Vragen naar “het wezen van de bij”
Het “Imkeren uitgaande van het wezen van de bij” is iets wat voortdurend in ontwikkeling is.

De BD-imkerwerkgroep stelt geen algemene richtlijnen, maar bevordert individueel imkerschap vanuit dit uitgangspunt. Er is geen recept, geen kwaliteitskeurmerk, geen commercieel uitgangspunt, geen BD-imkermethode met voorschriften.

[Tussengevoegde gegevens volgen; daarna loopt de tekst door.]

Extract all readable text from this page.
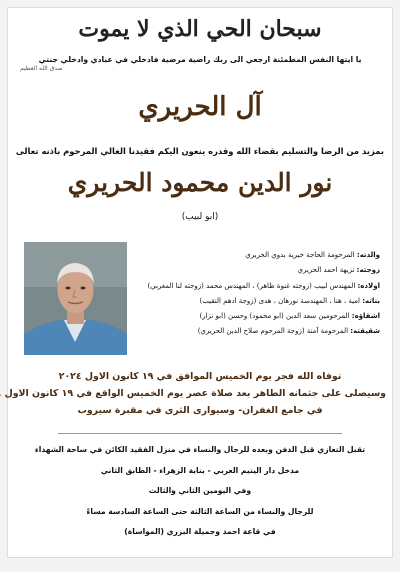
سبحان الحي الذي لا يموت
يا ايتها النفس المطمئنة ارجعي الى ربك راضية مرضية فادخلي في عبادي وادخلي جنتي
صدق الله العظيم
آل الحريري
بمزيد من الرضا والتسليم بقضاء الله وقدره ينعون اليكم فقيدنا الغالي المرحوم باذنه تعالى
نور الدين محمود الحريري
(ابو لبيب)
والدته: المرحومة الحاجة خيرية بدوي الحريري
زوجته: نزيهة احمد الحريري
اولاده: المهندس لبيب (زوجته غنوة ظاهر) ، المهندس محمد (زوجته لنا المغربي)
بناته: امية ، هنا ، المهندسة نورهان ، هدى (زوجة ادهم النقيب)
اشقاؤه: المرحومين سعد الدين (ابو محمود) وحسن (ابو نزار)
شقيقته: المرحومة آمنة (زوجة المرحوم صلاح الدين الحريري)
توفاه الله فجر يوم الخميس الموافق في ١٩ كانون الاول ٢٠٢٤
وسيصلى على جثمانه الطاهر بعد صلاة عصر يوم الخميس الواقع في ١٩ كانون الاول
في جامع الغفران- وسيوارى الثرى في مقبرة سيروب
تقبل التعازي قبل الدفن وبعده للرجال والنساء في منزل الفقيد الكائن في ساحة الشهداء
مدخل دار اليتيم العربي - بناية الزهراء - الطابق الثاني
وفي اليومين الثاني والثالث
للرجال والنساء من الساعة الثالثة حتى الساعة السادسة مساءً
في قاعة احمد وجميلة البزري (المواساة)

Inmiddels hebben meer dan 1000 imkers en imkerdocenten cursussen bij ons gevolgd en laten weten over te stappen naar het ‘imkeren uitgaande van het wezen van de bij”. Er is evenwicht tussen het aantal mannen en vrouwen bij deze ‘nieuwe imkers’, ook is de gemiddelde leeftijd tientallen jaren lager dan die van reguliere imkers.

Aldus ontstaat een groeiende beweging van individuele samenwerkende imkers in Nederland en België die het voortbestaan van de honingbijen dragen, door het versterken van de vitaliteit van de imme, vanuit het begrip van hun aard en wezen. Voor iedere imker is dat een voortdurende ontwikkelingsweg.